Il se pencha légèrement en avant, sa voix s’abaissant encore, comme si les murs du palais, pourtant sous son contrôle, pouvaient trahir ses mots. « Ce monde… il est impitoyable. Il prend tout ce qu’il peut. Mais toi et Katsu, vous êtes à moi. Ma force. Ma raison de tenir, même quand tout semble vouloir m’abattre. » Ses yeux écarlates, si intimidants pour le reste du monde, brillaient d’une intensité douce, presque fragile, réservée à elle seule. « Je ne suis pas aussi fort que tu le dis », ajouta-t-il, un aveu rare, sa voix teintée d’une ombre de doute. « Mais pour vous, je ferai tout pour l’être. »

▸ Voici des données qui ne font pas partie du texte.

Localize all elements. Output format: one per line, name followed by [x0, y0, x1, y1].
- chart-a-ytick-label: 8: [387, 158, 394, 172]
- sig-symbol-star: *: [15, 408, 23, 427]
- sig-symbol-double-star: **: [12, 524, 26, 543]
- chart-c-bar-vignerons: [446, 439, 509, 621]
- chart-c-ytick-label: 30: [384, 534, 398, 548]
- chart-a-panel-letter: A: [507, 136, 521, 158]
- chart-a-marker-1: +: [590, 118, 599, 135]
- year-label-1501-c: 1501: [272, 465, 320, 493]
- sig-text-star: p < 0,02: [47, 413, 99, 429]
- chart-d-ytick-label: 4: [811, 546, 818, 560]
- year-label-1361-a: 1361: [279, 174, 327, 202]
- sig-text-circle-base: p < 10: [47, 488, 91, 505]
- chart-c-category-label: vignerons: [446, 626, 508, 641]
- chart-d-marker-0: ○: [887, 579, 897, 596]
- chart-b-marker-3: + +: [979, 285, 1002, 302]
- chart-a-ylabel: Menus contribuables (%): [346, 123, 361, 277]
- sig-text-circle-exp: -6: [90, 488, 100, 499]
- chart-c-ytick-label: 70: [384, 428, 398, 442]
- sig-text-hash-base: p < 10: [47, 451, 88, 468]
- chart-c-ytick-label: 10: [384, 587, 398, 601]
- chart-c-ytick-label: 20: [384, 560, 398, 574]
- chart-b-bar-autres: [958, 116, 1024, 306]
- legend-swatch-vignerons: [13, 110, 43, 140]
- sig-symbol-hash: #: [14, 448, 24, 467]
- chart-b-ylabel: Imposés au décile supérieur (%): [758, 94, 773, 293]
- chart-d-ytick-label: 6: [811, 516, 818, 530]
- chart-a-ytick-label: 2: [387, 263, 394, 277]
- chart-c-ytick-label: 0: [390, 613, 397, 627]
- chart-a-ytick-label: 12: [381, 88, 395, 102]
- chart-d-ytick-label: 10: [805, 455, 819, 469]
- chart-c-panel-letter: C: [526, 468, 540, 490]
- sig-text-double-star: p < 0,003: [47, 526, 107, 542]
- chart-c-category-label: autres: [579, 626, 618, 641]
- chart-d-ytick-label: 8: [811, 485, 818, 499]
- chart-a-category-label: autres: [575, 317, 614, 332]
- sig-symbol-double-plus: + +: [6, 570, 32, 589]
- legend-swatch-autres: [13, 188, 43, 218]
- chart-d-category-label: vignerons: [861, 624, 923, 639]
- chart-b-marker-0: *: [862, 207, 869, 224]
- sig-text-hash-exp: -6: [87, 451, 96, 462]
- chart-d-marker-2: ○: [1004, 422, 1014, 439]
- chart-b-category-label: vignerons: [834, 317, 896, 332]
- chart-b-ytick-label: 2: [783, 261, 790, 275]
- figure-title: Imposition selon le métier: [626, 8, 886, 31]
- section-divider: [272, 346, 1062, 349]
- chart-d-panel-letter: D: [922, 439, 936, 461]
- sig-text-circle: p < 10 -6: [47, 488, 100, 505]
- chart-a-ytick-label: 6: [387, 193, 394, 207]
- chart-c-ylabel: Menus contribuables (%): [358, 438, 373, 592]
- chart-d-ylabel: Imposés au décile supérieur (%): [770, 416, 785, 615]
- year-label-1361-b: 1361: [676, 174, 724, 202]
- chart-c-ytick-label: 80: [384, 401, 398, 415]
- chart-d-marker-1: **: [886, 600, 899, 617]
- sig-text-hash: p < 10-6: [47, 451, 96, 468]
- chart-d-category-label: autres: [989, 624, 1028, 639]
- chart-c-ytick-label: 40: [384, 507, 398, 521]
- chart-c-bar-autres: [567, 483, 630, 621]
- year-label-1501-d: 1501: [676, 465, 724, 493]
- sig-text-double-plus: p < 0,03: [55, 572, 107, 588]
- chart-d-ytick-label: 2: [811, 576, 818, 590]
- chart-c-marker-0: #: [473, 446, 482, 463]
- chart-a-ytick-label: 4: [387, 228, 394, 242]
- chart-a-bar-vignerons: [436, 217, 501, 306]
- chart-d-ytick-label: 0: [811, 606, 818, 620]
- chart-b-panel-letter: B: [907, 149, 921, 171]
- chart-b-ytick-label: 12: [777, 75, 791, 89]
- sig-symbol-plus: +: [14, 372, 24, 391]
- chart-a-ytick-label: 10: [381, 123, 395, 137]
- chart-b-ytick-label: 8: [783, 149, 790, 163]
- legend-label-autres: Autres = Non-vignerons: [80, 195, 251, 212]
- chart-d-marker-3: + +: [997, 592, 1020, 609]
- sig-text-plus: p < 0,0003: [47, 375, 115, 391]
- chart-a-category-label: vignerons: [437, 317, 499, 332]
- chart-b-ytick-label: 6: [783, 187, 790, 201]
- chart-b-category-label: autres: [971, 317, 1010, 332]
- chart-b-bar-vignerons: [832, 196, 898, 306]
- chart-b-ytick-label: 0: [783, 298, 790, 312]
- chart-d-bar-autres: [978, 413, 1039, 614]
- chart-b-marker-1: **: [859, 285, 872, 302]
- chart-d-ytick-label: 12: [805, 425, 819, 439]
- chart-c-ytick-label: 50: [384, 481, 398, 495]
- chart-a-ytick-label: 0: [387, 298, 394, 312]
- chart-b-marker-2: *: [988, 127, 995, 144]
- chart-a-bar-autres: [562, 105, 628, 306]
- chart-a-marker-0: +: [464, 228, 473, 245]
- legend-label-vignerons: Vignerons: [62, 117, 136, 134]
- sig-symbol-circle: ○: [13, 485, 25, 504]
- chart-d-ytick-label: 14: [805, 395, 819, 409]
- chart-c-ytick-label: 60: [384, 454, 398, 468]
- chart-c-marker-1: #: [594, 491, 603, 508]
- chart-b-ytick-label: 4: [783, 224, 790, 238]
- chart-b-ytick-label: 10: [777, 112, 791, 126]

Il tendit la main, effleurant la sienne sur la table, un geste audacieux dans cet espace semi-public, mais si discret qu’il passa inaperçu. « Ce soir, profitons de cet instant. De nous. Laisse-moi voir ton sourire, entendre ta voix… oublier, juste pour quelques heures, le poids du dehors. » Il retira sa main, reprenant sa posture composée, mais son regard restait ancré dans le sien, un mélange d’amour profond et de désir contenu. « Et dis-moi… », ajouta-t-il, une pointe de malice dans la voix pour détendre l’atmosphère, « est-ce que Katsu a encore essayé de te convaincre de lui lire trois histoires au lieu d’une ? »
Le repas se poursuivit, chaque plat – un tofu soyeux au sésame noir, un tempura de crevettes de rivière, une tranche de bœuf wagyu grillée à la perfection – racontant une histoire de tradition et de raffinement. Okkoji, malgré son apparence imposante et son aura de danger, semblait plus léger, ses épaules se relâchant légèrement à mesure que la soirée avançait. « Je veux que tu saches », dit-il finalement, alors qu’ils partageaient un dessert de mochi à la pâte de haricot rouge, « que chaque sacrifice, chaque combat… c’est pour un jour où nous n’aurons plus à nous cacher, à craindre les ombres. Je te le promets, Aiko. Ce jour viendra. » Ses mots, prononcés avec une conviction farouche, portaient le poids de son ambition, mais aussi de son amour indéfectible.
Il posa sa main sur la table, paume ouverte, une invitation silencieuse. « En attendant, ce soir est à nous. Et je veux le graver dans mon cœur. » Ses yeux écarlates scintillaient, reflétant les lanternes du jardin, et dans cet instant, loin des intrigues et des dangers, Okkoji Yamamoto n’était qu’un homme amoureux, prêt à tout pour protéger ce moment de paix avec la femme qui était son monde.